简体   繁体   English

在 R 中使用 seqinr package 计算 DNA 序列的碱基

[英]Using seqinr package in R to count bases of an DNA sequence

I have an array which was extracted from a fasta file我有一个从 fasta 文件中提取的数组

> dat
  [1] "t" "a" "t" "t" "t" "a" "c" "c" "g" "a" "c" "g" "a" "a" "a" "t" "t" "a" "a" "t" "a" "c" "c" "a" "t" "c" "a" "g" "g" "g" "t" "a" "t"
  [34] "t" "a" "a" "g" "a" "t" "g" "c" "t" "a" "c" "c" "a" "a" "c" "g" "t" "g" "g" "t" "a" "t" "t" "a" "a" "a" "a" "t" "g" "t" "g" "c" "c"
  [67] "c" "a" "a" "c" "c" "g" "c" "g" "a" "a" "a" "a" "a" "g" "a" "a" "a" "g" "t" "g" "g" "t" "a" "t" "a" "t" "a" "g" "g" "a" "a" "a" "a"

The sequence is much longer but for that is unimportant I wish to break up the first 100000 characters in this array into intervals of length 1000 and count the number of "g" bases in each interval.序列要长得多,但为此并不重要,我希望将此数组中的前 100000 个字符分解为长度为 1000 的间隔,并计算每个间隔中“g”碱基的数量。 So far I've tried:到目前为止,我已经尝试过:

library(seqinr)
intervals = 1000*(0:99)
g_count = count(dat[intervals+1:intervals+1000], 1)[["g"]]

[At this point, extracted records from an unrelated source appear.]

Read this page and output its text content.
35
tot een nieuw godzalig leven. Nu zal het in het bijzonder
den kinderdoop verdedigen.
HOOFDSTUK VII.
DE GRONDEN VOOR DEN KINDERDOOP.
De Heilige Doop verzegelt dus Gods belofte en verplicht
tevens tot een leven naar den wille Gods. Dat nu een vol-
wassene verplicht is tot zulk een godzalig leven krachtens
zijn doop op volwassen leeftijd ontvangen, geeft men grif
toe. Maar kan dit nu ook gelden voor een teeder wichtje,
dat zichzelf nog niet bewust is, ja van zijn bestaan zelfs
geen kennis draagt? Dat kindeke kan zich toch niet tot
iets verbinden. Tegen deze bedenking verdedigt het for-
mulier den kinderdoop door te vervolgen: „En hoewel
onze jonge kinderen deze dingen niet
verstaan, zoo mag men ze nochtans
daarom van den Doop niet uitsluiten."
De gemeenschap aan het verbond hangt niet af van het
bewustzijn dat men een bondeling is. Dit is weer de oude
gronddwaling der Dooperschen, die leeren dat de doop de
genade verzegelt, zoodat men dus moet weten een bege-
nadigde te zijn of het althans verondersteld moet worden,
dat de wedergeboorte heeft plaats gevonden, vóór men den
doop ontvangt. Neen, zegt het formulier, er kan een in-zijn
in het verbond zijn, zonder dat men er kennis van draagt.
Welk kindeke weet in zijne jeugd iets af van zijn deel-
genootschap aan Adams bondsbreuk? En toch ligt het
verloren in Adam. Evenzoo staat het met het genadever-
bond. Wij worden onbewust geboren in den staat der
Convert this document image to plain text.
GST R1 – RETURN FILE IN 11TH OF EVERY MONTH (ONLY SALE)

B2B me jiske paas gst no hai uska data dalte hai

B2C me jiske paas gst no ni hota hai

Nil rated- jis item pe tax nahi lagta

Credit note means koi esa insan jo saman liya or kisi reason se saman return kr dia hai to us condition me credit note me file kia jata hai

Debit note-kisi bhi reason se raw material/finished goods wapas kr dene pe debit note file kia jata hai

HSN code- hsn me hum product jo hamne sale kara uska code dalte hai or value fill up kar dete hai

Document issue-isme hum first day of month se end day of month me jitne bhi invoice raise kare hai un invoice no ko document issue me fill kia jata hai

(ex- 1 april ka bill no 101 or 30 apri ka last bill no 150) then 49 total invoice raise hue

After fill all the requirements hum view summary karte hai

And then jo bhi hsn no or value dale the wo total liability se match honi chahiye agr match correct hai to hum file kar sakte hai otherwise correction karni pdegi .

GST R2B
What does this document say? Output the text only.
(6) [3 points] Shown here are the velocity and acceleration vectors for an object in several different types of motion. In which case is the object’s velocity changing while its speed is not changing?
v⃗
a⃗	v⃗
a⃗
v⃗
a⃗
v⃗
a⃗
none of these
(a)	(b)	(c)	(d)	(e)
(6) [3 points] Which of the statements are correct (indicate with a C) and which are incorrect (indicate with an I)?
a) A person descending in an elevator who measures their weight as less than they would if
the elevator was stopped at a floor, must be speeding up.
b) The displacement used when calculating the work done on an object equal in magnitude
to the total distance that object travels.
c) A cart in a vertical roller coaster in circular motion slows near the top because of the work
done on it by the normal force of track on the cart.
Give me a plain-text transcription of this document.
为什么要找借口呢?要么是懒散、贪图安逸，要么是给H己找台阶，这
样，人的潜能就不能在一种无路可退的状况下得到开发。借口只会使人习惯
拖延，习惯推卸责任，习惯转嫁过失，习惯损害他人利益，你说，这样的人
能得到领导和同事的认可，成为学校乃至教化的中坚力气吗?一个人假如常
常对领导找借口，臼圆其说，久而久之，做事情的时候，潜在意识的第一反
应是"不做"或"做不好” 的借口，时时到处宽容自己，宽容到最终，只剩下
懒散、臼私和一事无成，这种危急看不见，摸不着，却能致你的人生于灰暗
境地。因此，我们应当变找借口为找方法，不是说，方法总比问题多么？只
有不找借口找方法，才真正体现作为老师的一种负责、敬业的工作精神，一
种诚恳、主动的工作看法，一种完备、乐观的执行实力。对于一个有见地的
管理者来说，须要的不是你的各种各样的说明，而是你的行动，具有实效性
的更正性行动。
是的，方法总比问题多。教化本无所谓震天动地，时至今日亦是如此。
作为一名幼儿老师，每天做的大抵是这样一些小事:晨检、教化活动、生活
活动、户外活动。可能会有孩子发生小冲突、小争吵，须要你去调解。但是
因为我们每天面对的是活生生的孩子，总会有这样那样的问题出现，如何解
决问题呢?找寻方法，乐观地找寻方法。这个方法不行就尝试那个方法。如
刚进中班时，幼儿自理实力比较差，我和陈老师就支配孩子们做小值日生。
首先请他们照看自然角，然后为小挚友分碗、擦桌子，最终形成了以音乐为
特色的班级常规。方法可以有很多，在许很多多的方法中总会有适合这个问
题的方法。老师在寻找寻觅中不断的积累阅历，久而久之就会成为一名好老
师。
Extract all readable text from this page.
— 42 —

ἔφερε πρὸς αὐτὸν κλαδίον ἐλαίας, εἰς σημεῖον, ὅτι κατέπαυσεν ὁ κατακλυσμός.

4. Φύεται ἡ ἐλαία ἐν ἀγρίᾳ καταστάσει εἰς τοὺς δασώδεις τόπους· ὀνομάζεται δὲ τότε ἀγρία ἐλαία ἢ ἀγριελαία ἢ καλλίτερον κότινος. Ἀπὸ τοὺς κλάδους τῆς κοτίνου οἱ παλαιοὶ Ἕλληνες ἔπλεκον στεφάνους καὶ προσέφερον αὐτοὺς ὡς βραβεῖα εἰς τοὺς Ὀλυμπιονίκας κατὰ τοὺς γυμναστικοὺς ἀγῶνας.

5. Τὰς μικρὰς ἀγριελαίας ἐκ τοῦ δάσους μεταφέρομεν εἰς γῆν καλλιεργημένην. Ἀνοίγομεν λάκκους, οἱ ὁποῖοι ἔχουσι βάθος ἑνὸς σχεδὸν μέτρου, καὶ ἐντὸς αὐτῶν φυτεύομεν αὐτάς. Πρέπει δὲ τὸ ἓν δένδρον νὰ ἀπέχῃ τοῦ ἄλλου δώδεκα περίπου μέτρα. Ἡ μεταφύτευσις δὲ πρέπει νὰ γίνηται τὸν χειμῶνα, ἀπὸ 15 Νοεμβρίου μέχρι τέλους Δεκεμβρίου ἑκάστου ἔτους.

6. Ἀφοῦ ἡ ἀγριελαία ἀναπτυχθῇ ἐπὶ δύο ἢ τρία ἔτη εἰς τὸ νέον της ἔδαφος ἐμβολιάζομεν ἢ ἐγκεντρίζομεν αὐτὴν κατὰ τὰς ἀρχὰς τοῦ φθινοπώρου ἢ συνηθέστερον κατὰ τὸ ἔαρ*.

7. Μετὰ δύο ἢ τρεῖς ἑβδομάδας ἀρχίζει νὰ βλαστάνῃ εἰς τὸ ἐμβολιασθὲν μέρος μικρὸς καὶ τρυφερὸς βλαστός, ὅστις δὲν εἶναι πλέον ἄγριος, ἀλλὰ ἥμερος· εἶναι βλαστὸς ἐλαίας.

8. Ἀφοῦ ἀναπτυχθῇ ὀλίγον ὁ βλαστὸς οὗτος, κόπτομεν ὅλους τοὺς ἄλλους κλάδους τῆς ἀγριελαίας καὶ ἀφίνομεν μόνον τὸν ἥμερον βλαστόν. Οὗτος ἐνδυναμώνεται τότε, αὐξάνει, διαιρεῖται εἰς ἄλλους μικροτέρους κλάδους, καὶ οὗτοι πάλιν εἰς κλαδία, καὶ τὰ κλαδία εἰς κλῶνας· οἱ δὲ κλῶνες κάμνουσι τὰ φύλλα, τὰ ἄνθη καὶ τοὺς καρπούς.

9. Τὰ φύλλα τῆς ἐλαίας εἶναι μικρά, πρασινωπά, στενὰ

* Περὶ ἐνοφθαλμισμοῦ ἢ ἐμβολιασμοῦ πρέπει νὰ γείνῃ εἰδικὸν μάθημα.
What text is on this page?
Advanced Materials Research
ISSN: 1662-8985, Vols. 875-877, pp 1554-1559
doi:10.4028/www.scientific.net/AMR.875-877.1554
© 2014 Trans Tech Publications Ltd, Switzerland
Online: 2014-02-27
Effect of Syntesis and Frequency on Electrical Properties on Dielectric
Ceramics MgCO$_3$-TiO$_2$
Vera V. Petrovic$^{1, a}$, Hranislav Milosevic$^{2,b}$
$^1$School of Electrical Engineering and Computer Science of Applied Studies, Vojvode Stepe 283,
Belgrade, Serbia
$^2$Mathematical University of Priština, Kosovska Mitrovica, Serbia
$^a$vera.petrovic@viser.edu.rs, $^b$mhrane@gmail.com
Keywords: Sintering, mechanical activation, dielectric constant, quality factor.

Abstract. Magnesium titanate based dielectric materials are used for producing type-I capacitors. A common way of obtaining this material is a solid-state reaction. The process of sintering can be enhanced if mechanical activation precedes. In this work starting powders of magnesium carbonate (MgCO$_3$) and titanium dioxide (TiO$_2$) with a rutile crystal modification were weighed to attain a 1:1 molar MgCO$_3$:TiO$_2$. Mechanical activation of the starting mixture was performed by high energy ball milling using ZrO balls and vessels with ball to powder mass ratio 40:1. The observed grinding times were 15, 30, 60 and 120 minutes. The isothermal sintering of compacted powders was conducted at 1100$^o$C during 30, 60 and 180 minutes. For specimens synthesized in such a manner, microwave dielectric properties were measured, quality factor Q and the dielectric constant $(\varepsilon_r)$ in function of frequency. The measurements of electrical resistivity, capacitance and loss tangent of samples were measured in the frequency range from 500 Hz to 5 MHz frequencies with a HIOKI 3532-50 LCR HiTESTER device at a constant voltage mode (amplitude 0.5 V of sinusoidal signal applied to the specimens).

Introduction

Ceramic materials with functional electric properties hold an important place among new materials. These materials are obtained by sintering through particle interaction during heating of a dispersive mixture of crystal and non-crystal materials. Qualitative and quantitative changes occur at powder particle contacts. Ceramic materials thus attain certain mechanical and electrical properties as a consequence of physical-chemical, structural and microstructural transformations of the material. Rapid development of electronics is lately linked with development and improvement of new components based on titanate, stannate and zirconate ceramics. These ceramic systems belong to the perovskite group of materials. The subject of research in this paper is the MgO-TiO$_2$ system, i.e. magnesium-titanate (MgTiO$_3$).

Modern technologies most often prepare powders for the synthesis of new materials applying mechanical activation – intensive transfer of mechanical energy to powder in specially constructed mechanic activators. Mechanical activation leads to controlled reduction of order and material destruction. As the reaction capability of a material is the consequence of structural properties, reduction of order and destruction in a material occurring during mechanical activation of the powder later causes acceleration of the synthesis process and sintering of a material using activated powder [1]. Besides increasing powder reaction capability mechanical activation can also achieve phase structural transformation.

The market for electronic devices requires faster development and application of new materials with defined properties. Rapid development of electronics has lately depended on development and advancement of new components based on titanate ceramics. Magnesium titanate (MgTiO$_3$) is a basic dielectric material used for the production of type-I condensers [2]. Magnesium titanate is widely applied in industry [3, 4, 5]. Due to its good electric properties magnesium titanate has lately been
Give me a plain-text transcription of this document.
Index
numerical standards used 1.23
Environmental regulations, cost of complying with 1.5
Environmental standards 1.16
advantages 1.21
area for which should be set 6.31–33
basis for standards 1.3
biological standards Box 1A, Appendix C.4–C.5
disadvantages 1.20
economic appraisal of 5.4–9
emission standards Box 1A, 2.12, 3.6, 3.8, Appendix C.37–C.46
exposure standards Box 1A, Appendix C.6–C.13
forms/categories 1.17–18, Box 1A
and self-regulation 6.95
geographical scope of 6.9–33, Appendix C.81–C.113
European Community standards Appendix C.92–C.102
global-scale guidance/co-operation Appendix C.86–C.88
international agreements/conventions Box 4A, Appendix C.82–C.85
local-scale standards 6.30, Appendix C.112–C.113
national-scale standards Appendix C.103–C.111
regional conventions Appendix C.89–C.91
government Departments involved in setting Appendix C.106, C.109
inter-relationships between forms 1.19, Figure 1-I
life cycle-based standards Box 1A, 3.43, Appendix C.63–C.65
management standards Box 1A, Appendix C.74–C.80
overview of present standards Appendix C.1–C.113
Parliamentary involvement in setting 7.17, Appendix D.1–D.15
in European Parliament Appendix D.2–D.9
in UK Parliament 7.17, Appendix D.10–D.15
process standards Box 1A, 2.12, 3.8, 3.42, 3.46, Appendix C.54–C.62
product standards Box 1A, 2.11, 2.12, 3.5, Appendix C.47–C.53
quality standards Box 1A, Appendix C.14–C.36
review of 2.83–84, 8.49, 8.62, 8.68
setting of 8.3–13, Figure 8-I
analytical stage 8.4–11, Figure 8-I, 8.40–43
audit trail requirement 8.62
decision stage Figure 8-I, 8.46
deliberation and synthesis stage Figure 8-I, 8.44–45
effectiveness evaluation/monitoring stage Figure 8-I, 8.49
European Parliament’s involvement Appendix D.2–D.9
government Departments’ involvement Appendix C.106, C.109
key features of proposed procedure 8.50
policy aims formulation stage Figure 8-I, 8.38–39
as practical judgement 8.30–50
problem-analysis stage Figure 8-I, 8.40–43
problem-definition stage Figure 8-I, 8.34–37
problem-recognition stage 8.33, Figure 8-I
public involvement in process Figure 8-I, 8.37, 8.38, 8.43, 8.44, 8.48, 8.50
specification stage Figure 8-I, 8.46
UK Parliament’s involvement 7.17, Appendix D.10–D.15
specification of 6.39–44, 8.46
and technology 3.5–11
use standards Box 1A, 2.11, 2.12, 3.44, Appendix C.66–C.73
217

but this returns the error: numerical expression has 100 elements: only the first used any help is appreciated但这会返回错误: numerical expression has 100 elements: only the first used任何帮助表示赞赏

To count number of 'g' in each interval you could use this base R approach:要计算每个间隔中的“g”数,您可以使用此基本 R 方法:

n <- 1000
result <- tapply(dat, ceiling(seq_along(dat)/n), function(x) sum(x == 'g'))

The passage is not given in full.